Part II: Basic Inferential Data Analysis
In this part of the project, I analyze the ToothGrowth data in the R datasets package
Dataset description: The response is the length of odontoblasts (cells responsible for tooth growth) in 60 guinea pigs. Each animal received one of three dose levels of vitamin C (0.5, 1, and 2 mg/day) by one of two delivery methods, orange juice or ascorbic acid (a form of vitamin C and coded as VC).
## load libraries and set constants
library(RColorBrewer)
library(dplyr)
##
## Attaching package: 'dplyr'
## The following objects are masked from 'package:stats':
##
## filter, lag
## The following objects are masked from 'package:base':
##
## intersect, setdiff, setequal, union
## load and perform exploratory analysis
tg = datasets::ToothGrowth
str(tg)
## 'data.frame': 60 obs. of 3 variables:
## $ len : num 4.2 11.5 7.3 5.8 6.4 10 11.2 11.2 5.2 7 ...
## $ supp: Factor w/ 2 levels "OJ","VC": 2 2 2 2 2 2 2 2 2 2 ...
## $ dose: num 0.5 0.5 0.5 0.5 0.5 0.5 0.5 0.5 0.5 0.5 ...
par(mfrow=c(1, 1))
cols = brewer.pal(n = 11, name = "RdBu")
plot(tg$dose, tg$len, col=tg$supp, main = "Tooth length by dose and supplement type",
ylab="Length", xlab="Dose (mg/day)")
legend(x="bottomright", legend=unique(tg$supp), fill = c("red", "black"))
## provide basic summary of data
summary(tg)
## len supp dose
## Min. : 4.20 OJ:30 Min. :0.500
## 1st Qu.:13.07 VC:30 1st Qu.:0.500
## Median :19.25 Median :1.000
## Mean :18.81 Mean :1.167
## 3rd Qu.:25.27 3rd Qu.:2.000
## Max. :33.90 Max. :2.000
ToothGrowth %>% group_by(dose, supp) %>% summarise(n=n(), avg_length=mean(len), aggr=sum(len), std_dev=sd(len), std_err=std_dev/sqrt(n()))
## `summarise()` regrouping output by 'dose' (override with `.groups` argument)
## # A tibble: 6 x 7
## # Groups: dose [3]
## dose supp n avg_length aggr std_dev std_err
## <dbl> <fct> <int> <dbl> <dbl> <dbl> <dbl>
## 1 0.5 OJ 10 13.2 132. 4.46 1.41
## 2 0.5 VC 10 7.98 79.8 2.75 0.869
## 3 1 OJ 10 22.7 227 3.91 1.24
## 4 1 VC 10 16.8 168. 2.52 0.795
## 5 2 OJ 10 26.1 261. 2.66 0.840
## 6 2 VC 10 26.1 261. 4.80 1.52
par(mfrow=c(1, 2))
lenSupp = as.data.frame(lapply(split(tg$len, tg$supp), mean))
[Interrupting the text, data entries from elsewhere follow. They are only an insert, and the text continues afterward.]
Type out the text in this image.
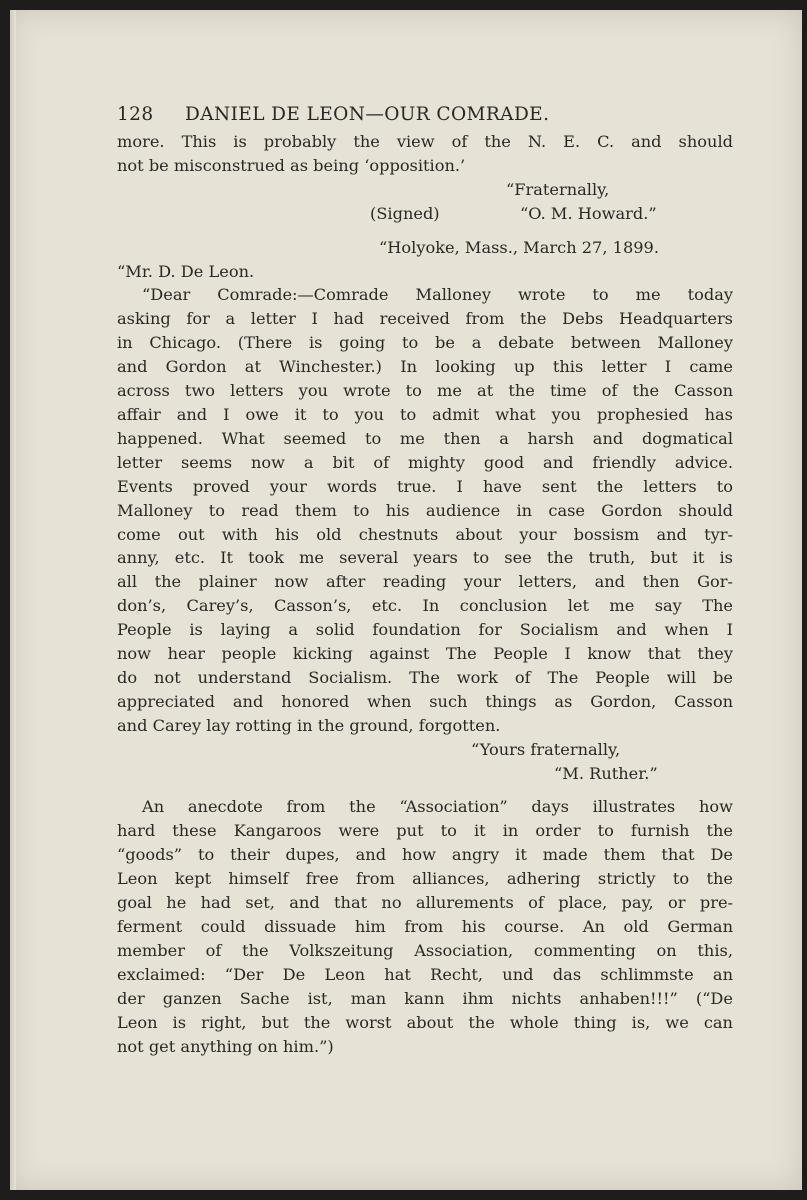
128 DANIEL DE LEON—OUR COMRADE.
more. This is probably the view of the N. E. C. and should
not be misconstrued as being ‘opposition.’
“Fraternally,
(Signed)	“O. M. Howard.”
“Holyoke, Mass., March 27, 1899.
“Mr. D. De Leon.
“Dear Comrade:—Comrade Malloney wrote to me today
asking for a letter I had received from the Debs Headquarters
in Chicago. (There is going to be a debate between Malloney
and Gordon at Winchester.) In looking up this letter I came
across two letters you wrote to me at the time of the Casson
affair and I owe it to you to admit what you prophesied has
happened. What seemed to me then a harsh and dogmatical
letter seems now a bit of mighty good and friendly advice.
Events proved your words true. I have sent the letters to
Malloney to read them to his audience in case Gordon should
come out with his old chestnuts about your bossism and tyr-
anny, etc. It took me several years to see the truth, but it is
all the plainer now after reading your letters, and then Gor-
don’s, Carey’s, Casson’s, etc. In conclusion let me say The
People is laying a solid foundation for Socialism and when I
now hear people kicking against The People I know that they
do not understand Socialism. The work of The People will be
appreciated and honored when such things as Gordon, Casson
and Carey lay rotting in the ground, forgotten.
“Yours fraternally,
“M. Ruther.”
An anecdote from the “Association” days illustrates how
hard these Kangaroos were put to it in order to furnish the
“goods” to their dupes, and how angry it made them that De
Leon kept himself free from alliances, adhering strictly to the
goal he had set, and that no allurements of place, pay, or pre-
ferment could dissuade him from his course. An old German
member of the Volkszeitung Association, commenting on this,
exclaimed: “Der De Leon hat Recht, und das schlimmste an
der ganzen Sache ist, man kann ihm nichts anhaben!!!” (“De
Leon is right, but the worst about the whole thing is, we can
not get anything on him.”)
barplot(c(lenSupp[1, 1], lenSupp[1, 2]), col=cols, main="Average
tooth length by \n supplement type",names.arg=c("OJ", "VC"))
lenDose = as.data.frame(lapply(split(tg$len, tg$dose), mean))
barplot(c(lenDose[1, 1], lenDose[1, 2], lenDose[1, 3]), col=cols,
main="Average tooth length by \n dose (in mg/day)",names.arg=c("0.5", "1", "2"))
## use confidence intervals/hypothesis tests to compare tooth growth by supp and dose
supp = t.test(tg$len ~ tg$supp)
dose1 = t.test(len~dose, tg, dose %in% c(1.0,0.5),
paired = F, var.equal = T, alternative ="two.sided")
dose2 = t.test(len~dose, tg, dose %in% c(2.0,1.0), paired = F,
var.equal = T, alternative ="two.sided")
Use confidence intervals and/or hypothesis tests to compare tooth growth by supp and dose. (Only use the techniques from class, even if there’s other approaches worth considering)
The p-value of the t test comparing tooth growth by supplement type is > 0.05 (p value = 0.0606345), indicating that the difference in mean length across supplement type is not significant (fail to reject the null hypothesis). Moreover, both the p values for the t tests comparing tooth length by dose are < 0.5 (p values = 1.26629710^{-7}; 1.810828510^{-5}), indicating that the increase in dose level indeed has a significant effect on tooth length (we reject the null hypothesis).
Assumption: the obsrevations in the dataset are an accurate representation of the population as a whole.